India report targets low-carbon infrastructureby Ben Roberts on Nov 18, 2010
A member of Parliament in India has released a report that seeks to assess the viability of low-carbon infrastructure projects.
Shri Suresh Prabhu, who is also chairman of the Council of Environment, Power and Water, launched ‘The India Infrastructure Report 2010: Infrastructure Development in a Low Carbon Economy’ to evaluate the legal, financial and social issues surrounding environmentally beneficial infrastructure that will complement the sub-continent’s thriving economy.
"We as a large country like India need to create infrastructure that is futuristically clean and green and will not create environmental issues for coming generations,” he said at the paper’s launch.
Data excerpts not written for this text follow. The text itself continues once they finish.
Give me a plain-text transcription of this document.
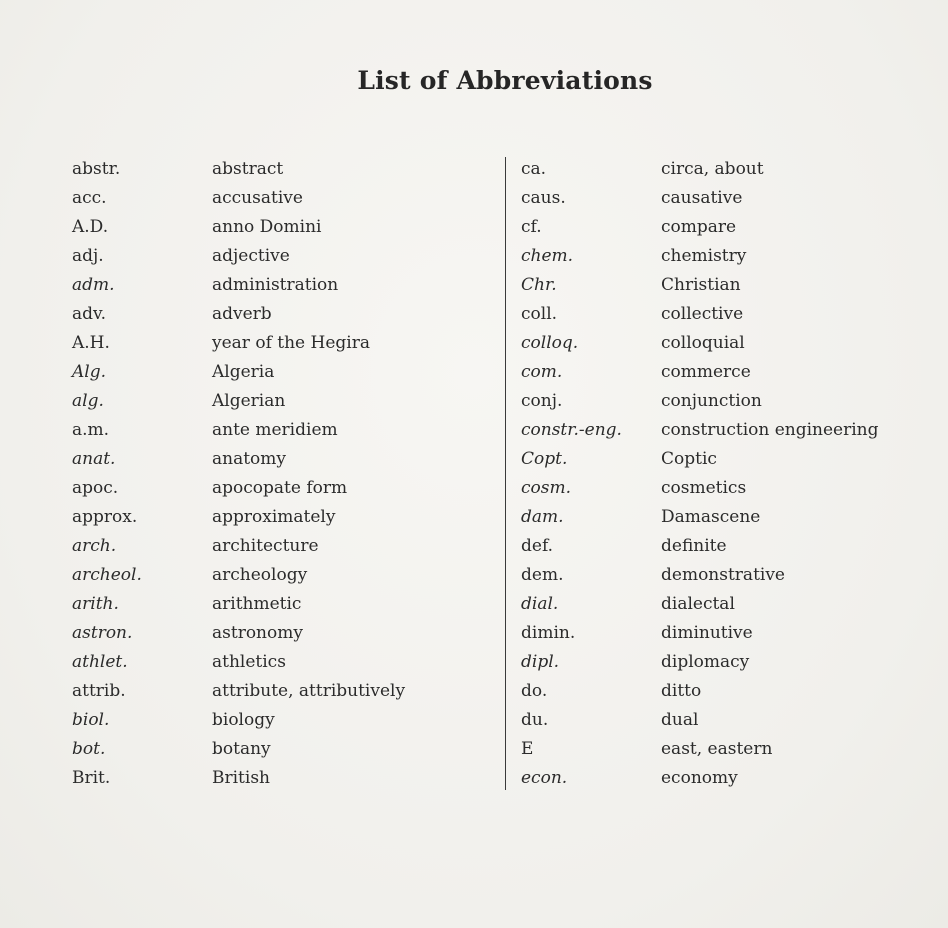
List of Abbreviations
abstr.	abstract
acc.	accusative
A.D.	anno Domini
adj.	adjective
adm.	administration
adv.	adverb
A.H.	year of the Hegira
Alg.	Algeria
alg.	Algerian
a.m.	ante meridiem
anat.	anatomy
apoc.	apocopate form
approx.	approximately
arch.	architecture
archeol.	archeology
arith.	arithmetic
astron.	astronomy
athlet.	athletics
attrib.	attribute, attributively
biol.	biology
bot.	botany
Brit.	British
ca.	circa, about
caus.	causative
cf.	compare
chem.	chemistry
Chr.	Christian
coll.	collective
colloq.	colloquial
com.	commerce
conj.	conjunction
constr.-eng.	construction engineering
Copt.	Coptic
cosm.	cosmetics
dam.	Damascene
def.	definite
dem.	demonstrative
dial.	dialectal
dimin.	diminutive
dipl.	diplomacy
do.	ditto
du.	dual
E	east, eastern
econ.	economy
The IIR is a collaborative effort under the aegis of 3-i Network, a group of academics, technical and managerial experts and practitioners, managed by IDFC, Indian Institute of Management, Ahmedabad (IIM-A) and the Indian Institute of Technology, Kanpur (IIT-K). The paper, into its ninth year, aims to address a “central contemporary issue in infrastructure development”, according to the report’s call-for-papers tender.
India’s needs continuous infrastructure development to keep pace with its rapidly growing economy, which grew by 8.8% in the second quarter 2010, its best period since the end of 2007. But these developments have typically been carbon intensive, and the country is aiming to reduce emissions in line with pledges made by other major world economies.
Technology and finance are central to low carbon interventions, which in turn require an enabling legal, regulatory and institutional framework, said Dr Rajiv Lall, chief executive and managing director of Infrastructure Development Finance Company, the project investor.
“India is at an early stage of infrastructure development, which provides a unique opportunity to achieve a low carbon growth path as we build our infrastructure,” he said. “We have an advantage compared with other countries that are locked into 'high carbon lifestyles' and we can learn from their experiences rather than replicate their models."
Last week, the country hosted a three-day visit from US president Barack Obama, who sought to strengthen economic ties between the two countries, among a number of political issues. This followed a visit in the summer by David Cameron, Britain’s prime minister.